Mitsubishi UFJ Financial Group Inc. (MTU - Analyst Report) reported profits attributable to owners of parent of ¥852.3 billion ($7.0 billion) for the first nine months (ended Dec 31) of fiscal year ended Mar 31, 2016, down 8.1% year over year.

For the period under review, an increase in general and administrative (G&A) expenses and decreased gross profits negatively impacted the results. However, a rise in net interest income and fee revenues served as tailwinds.

Performance in Detail

Gross profits for the period ended were ¥3.1 trillion ($0.03 trillion), down slightly year over year. The decline was mainly due to decreased net gains on debt securities, mostly offset by elevated overseas loan business net interest income and increased net fees and commissions from overseas business.
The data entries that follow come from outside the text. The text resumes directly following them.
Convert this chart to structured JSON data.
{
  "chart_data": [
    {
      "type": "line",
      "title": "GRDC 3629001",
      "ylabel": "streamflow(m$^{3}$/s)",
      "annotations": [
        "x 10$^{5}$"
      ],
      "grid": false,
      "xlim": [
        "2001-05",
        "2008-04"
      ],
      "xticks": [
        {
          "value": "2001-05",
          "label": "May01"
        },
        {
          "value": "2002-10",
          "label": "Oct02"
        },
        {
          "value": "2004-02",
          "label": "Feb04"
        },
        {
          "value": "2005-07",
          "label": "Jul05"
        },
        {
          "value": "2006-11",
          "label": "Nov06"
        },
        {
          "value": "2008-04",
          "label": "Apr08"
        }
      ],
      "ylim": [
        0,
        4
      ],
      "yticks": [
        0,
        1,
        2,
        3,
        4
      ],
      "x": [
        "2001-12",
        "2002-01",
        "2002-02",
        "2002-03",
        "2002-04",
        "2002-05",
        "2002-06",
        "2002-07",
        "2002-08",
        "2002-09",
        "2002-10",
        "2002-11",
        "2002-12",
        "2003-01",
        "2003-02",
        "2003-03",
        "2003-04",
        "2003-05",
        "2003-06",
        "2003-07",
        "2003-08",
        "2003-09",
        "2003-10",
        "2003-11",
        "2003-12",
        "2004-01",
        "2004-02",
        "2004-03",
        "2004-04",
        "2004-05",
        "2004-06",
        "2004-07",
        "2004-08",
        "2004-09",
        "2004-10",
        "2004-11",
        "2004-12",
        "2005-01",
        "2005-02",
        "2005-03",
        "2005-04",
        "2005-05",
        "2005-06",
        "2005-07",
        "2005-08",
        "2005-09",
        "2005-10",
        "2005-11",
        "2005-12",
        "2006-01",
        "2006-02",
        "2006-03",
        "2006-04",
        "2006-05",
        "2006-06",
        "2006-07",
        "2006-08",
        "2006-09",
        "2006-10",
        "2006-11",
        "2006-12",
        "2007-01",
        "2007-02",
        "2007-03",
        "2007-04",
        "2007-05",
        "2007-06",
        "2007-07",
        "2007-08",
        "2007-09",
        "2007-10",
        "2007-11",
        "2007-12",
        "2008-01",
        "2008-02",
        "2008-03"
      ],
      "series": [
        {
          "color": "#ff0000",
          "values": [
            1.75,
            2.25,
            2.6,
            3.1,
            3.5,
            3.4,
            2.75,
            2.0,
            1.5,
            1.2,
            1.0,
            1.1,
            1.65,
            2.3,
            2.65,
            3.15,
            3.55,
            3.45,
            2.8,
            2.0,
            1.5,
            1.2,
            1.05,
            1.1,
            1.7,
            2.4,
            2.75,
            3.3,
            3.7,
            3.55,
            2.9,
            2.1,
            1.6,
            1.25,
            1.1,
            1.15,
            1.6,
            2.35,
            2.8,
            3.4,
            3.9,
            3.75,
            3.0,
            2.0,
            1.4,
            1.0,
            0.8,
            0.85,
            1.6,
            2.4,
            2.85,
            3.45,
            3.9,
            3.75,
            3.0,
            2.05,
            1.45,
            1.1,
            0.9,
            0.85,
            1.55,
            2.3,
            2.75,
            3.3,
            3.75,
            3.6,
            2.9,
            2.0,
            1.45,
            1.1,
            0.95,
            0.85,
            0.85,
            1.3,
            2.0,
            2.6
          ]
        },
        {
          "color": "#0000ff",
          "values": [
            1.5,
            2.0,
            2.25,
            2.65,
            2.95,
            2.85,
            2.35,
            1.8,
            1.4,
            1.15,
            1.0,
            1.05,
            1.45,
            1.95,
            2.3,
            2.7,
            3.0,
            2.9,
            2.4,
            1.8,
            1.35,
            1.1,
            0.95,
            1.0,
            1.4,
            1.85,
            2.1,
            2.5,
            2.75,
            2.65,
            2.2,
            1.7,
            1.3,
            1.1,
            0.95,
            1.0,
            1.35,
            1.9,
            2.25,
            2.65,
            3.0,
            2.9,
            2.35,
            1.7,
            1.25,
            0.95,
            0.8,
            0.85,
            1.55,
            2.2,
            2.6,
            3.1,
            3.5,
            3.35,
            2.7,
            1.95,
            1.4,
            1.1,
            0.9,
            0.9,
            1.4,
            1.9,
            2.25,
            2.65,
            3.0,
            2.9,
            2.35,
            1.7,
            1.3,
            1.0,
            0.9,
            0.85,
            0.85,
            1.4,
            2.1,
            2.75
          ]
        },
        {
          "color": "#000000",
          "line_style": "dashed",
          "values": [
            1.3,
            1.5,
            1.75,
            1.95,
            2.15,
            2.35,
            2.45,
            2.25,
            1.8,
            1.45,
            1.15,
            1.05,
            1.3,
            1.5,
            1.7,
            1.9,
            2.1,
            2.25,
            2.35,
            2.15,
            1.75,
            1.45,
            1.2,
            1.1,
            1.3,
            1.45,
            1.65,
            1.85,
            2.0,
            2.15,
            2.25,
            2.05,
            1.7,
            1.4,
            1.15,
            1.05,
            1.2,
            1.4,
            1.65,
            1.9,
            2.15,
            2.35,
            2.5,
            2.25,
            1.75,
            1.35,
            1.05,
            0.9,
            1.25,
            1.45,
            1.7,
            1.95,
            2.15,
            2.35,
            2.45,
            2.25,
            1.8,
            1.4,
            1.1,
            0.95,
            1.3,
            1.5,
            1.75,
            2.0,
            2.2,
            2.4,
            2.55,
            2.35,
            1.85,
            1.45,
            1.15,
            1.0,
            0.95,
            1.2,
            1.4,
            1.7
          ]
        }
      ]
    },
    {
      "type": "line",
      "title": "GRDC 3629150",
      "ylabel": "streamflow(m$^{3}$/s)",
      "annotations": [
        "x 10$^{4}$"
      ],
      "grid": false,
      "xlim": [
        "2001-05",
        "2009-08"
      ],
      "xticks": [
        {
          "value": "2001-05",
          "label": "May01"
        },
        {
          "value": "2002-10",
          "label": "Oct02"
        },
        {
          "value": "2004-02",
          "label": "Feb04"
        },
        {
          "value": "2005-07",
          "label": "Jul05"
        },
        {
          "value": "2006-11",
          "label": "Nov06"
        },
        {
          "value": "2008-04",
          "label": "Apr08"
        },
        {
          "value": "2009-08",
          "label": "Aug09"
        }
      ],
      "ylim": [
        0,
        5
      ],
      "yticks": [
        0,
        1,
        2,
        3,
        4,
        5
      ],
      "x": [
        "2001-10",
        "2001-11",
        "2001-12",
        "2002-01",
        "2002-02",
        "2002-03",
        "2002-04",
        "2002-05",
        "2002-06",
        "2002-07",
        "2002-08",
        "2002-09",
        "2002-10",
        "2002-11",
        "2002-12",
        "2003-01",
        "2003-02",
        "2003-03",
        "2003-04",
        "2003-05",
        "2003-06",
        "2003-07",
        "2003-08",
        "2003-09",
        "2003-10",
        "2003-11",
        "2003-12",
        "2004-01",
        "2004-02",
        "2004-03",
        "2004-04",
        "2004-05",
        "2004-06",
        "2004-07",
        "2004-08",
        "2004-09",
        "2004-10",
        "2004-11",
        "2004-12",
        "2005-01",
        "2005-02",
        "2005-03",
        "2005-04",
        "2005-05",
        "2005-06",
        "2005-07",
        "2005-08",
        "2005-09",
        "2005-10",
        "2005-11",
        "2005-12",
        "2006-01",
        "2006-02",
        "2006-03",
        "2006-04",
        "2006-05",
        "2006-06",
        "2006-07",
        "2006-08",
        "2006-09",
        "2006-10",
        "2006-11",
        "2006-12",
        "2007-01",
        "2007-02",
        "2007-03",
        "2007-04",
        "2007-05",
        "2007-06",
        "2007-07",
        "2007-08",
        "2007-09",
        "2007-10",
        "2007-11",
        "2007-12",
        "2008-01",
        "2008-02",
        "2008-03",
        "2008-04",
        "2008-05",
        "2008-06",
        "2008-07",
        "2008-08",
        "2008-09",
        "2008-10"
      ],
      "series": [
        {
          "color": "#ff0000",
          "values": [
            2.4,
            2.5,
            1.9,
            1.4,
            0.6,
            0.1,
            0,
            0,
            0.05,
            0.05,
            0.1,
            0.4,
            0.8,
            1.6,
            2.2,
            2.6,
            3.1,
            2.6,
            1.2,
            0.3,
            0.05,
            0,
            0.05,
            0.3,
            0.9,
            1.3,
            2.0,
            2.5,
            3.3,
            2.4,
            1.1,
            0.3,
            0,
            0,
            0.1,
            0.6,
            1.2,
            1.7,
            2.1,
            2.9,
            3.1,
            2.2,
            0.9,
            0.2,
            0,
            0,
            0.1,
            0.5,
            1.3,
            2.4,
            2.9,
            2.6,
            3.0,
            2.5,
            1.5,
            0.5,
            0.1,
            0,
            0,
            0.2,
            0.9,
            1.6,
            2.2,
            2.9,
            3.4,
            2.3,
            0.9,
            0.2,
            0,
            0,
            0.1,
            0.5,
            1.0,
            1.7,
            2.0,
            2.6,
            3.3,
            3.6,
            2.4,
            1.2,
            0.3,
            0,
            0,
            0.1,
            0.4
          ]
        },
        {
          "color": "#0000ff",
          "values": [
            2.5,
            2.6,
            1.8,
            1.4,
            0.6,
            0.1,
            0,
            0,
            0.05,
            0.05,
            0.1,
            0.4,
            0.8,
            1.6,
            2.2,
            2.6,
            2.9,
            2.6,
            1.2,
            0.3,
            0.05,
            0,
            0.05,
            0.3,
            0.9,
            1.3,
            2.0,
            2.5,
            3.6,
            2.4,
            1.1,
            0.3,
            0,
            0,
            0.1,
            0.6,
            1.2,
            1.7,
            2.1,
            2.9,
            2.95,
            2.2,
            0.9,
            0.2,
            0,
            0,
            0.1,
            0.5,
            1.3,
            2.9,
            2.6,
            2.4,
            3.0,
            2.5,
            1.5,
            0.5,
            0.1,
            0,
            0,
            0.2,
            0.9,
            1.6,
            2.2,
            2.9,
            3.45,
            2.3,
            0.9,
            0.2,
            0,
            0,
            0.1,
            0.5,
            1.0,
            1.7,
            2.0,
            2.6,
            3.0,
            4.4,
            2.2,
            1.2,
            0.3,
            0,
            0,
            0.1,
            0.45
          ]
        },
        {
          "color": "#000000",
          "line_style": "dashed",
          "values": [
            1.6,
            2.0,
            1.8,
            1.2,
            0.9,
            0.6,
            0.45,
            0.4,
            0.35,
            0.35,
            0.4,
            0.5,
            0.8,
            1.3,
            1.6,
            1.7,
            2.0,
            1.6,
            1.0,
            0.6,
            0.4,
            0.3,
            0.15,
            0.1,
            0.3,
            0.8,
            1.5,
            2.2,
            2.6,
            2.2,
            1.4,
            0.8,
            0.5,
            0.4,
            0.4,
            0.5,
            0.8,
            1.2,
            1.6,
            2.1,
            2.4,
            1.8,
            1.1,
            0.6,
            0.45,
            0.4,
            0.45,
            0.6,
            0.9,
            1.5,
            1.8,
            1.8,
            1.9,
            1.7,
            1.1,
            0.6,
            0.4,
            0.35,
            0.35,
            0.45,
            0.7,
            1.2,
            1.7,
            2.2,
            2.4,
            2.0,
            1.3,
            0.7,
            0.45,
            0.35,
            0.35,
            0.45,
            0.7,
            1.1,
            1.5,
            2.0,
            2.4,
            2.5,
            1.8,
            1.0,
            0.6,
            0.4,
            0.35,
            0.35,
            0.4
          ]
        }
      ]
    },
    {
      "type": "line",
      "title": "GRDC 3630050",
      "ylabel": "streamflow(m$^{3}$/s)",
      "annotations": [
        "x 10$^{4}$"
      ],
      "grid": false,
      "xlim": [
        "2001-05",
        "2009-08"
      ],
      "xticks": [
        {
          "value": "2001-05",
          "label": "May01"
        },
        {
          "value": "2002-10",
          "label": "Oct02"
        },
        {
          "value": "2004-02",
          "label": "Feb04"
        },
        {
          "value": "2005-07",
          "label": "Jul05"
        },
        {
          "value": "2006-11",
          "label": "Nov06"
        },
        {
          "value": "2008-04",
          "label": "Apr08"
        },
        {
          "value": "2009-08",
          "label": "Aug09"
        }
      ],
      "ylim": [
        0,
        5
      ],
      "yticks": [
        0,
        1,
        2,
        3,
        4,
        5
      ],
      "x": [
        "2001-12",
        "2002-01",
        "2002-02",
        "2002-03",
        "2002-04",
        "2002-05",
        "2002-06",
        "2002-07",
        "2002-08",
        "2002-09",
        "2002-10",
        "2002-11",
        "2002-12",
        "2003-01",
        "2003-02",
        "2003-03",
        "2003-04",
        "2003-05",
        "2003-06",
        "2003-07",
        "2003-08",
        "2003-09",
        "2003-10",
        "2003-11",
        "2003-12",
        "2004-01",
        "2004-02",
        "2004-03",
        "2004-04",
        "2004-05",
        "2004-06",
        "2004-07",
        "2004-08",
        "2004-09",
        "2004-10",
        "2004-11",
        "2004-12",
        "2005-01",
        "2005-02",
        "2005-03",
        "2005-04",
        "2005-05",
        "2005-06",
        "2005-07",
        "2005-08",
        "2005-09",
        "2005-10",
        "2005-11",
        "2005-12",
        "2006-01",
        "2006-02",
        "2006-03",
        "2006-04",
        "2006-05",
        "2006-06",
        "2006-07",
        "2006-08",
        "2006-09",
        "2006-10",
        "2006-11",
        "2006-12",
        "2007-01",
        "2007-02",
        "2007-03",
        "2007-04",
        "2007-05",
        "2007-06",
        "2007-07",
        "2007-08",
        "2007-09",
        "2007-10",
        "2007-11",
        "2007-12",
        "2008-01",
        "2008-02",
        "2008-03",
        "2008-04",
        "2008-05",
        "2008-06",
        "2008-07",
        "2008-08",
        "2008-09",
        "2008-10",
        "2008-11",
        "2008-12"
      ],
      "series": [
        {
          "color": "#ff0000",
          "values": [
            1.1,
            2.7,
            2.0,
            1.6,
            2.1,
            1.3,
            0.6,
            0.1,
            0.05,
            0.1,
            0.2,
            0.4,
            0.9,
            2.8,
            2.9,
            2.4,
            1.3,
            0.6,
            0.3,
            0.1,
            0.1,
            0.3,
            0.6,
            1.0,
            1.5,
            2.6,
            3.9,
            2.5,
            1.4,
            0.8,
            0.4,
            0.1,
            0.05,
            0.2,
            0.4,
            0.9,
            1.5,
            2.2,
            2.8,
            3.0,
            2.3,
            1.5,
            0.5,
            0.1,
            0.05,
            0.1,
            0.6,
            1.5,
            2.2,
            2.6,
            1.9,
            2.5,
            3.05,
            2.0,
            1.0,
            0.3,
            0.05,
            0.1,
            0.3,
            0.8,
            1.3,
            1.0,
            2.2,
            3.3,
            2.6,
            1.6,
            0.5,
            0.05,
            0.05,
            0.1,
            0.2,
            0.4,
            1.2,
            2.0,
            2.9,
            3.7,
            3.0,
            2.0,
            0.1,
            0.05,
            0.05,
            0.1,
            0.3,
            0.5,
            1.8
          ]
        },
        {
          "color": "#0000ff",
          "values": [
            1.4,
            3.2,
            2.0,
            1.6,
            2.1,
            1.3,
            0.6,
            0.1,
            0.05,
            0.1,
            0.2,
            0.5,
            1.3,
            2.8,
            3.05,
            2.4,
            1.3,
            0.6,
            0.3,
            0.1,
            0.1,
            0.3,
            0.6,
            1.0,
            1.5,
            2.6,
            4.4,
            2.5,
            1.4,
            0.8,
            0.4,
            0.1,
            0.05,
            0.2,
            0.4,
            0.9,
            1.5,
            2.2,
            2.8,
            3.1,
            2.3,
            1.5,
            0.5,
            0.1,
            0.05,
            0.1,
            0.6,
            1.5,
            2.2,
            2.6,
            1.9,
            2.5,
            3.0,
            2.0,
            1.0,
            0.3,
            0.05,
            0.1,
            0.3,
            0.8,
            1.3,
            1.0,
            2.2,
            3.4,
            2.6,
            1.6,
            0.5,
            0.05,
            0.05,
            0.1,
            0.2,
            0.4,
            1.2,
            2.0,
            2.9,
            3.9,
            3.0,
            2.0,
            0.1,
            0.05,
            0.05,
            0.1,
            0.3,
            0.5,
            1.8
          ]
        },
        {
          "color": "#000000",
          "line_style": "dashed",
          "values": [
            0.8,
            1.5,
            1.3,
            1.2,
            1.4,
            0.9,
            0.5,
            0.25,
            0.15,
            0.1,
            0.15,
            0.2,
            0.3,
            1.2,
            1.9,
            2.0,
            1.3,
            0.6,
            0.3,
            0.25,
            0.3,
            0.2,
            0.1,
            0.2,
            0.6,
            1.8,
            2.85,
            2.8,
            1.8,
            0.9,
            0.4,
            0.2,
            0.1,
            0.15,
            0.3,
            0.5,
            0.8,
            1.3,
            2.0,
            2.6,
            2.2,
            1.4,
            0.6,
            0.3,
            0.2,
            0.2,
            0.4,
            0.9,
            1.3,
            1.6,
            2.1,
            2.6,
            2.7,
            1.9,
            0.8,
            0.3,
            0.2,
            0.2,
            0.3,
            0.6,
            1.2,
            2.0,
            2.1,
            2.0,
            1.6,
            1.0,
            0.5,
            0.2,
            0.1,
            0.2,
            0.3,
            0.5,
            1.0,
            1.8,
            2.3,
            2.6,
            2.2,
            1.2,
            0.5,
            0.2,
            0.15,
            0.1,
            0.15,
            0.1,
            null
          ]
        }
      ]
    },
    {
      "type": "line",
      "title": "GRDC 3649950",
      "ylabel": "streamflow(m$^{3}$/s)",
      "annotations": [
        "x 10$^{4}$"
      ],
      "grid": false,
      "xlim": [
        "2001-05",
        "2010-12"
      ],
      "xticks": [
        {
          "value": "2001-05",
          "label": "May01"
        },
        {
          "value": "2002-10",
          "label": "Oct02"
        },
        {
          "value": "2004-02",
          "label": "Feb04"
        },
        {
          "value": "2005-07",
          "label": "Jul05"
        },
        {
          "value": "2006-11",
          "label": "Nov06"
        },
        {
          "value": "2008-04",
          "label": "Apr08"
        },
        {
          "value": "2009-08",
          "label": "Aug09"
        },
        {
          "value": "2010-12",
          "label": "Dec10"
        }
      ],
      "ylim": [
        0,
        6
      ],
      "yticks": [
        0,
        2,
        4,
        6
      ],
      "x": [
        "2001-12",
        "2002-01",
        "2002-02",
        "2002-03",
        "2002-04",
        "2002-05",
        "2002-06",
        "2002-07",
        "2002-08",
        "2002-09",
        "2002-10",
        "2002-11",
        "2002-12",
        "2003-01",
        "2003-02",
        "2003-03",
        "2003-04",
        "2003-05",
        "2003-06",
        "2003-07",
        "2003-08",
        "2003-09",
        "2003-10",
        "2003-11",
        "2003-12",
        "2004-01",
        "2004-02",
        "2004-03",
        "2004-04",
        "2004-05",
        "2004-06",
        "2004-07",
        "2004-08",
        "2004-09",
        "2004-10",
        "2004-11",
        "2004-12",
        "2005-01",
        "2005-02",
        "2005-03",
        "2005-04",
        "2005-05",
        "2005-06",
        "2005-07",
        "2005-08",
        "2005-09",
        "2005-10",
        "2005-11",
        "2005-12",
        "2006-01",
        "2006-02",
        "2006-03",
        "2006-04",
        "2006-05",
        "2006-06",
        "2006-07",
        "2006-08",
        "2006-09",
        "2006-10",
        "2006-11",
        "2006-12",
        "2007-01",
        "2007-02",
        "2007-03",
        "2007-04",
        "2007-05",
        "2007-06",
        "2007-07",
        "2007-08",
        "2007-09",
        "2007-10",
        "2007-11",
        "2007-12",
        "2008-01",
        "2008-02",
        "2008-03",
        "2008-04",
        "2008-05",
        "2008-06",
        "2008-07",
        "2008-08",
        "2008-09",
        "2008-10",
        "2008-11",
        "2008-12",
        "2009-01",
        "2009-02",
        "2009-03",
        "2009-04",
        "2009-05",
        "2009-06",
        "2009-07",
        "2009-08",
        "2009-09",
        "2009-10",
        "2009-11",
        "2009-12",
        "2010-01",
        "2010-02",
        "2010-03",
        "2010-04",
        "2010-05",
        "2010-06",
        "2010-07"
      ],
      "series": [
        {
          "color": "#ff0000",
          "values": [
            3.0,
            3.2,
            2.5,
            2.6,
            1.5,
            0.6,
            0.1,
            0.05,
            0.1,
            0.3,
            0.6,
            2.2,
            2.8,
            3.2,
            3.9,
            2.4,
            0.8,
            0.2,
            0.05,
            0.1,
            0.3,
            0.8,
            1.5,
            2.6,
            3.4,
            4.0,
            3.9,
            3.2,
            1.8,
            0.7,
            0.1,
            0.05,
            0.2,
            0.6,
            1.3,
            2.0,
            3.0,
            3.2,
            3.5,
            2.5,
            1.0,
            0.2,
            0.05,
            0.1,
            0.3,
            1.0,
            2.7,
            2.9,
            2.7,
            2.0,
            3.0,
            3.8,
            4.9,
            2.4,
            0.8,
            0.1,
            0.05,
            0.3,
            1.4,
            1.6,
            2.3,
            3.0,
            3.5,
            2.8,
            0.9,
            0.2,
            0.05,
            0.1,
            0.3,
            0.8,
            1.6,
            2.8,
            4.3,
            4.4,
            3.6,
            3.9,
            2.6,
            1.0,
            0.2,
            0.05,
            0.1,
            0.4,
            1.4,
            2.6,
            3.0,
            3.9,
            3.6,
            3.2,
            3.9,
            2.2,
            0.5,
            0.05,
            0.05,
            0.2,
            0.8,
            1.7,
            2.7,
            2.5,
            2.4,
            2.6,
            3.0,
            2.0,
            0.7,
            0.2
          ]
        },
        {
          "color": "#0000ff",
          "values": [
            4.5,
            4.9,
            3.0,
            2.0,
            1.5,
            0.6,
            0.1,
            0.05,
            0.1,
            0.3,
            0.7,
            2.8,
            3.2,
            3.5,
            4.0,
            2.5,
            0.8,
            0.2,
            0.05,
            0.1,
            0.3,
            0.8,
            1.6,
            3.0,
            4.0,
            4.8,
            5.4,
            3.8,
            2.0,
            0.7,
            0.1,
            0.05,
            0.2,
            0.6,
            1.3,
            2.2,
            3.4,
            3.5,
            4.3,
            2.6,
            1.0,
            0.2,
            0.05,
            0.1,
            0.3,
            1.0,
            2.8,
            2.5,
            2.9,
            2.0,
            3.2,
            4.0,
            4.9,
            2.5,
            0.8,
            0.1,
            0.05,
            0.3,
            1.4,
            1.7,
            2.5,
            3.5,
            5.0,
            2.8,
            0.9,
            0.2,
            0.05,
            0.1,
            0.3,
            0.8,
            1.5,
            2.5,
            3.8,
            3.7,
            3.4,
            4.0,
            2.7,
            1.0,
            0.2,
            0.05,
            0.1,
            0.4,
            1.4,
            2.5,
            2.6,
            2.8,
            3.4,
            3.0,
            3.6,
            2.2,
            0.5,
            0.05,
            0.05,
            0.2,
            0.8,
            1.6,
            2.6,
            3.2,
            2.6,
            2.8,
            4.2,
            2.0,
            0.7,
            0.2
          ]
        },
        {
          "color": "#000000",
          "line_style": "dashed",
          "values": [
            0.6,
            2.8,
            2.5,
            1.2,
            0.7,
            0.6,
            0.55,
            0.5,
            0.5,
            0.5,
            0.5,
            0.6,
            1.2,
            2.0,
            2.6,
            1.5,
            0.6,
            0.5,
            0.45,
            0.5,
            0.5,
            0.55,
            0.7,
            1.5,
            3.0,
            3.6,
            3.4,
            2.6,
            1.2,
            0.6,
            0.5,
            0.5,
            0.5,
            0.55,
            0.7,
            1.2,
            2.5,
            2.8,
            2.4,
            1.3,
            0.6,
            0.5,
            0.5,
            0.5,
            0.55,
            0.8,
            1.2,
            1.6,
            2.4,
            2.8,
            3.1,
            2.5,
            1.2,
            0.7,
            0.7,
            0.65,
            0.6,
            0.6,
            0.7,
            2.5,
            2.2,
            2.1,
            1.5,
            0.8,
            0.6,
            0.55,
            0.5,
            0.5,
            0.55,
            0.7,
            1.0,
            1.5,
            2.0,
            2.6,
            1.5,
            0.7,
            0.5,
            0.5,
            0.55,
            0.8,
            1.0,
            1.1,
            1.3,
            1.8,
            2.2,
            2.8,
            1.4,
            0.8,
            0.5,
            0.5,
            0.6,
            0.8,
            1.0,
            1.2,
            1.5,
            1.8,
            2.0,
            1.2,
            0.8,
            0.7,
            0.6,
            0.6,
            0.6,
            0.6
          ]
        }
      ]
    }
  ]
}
The period under review reflected a rise of around 1% in net interest income, which came in at ¥1.6 trillion ($0.01 trillion). For Mitsubishi UFJ, trust fees along with net fees and commissions totaled ¥1.04 trillion ($0.009 trillion), up 3% year over year. Further, net business profits came in at ¥1.17 trillion ($0.001 trillion), down 4% year over year.

The balance of securitized products and related investments as of Dec 31, 2015 increased to ¥3.17 trillion ($0.026 trillion) in total, reflecting a fall of ¥0.22 trillion from the balance as of Mar 31, 2015. The decrease was mainly due to reduced highly rated collateralized debt obligations (CLOs).

Mitsubishi UFJ’s total credit costs at December-end came in at ¥59.1 billion ($0.48 billion) as compared with a benefit of ¥30.9 billion ($0.29 billion) in the prior-year comparable period. The credit costs resulted from increased specific allowance for credit losses and a fall in reversal of credit costs.

Net gains on equity securities decreased 19.4% year over year to ¥63.6 billion ($0.52 billion). Gains decreased mainly due to lower gains on sale of equity securities.

Other non-recurring losses were ¥24 billion ($0.20 billion) compared with ¥5.4 billion ($0.05 billion) in the prior-year period.G&A expenses climbed 2.1% year over year to ¥1.93 trillion ($0.016 trillion), mainly due to higher costs in the overseas businesses, which was attributed to the depreciation of the Japanese yen.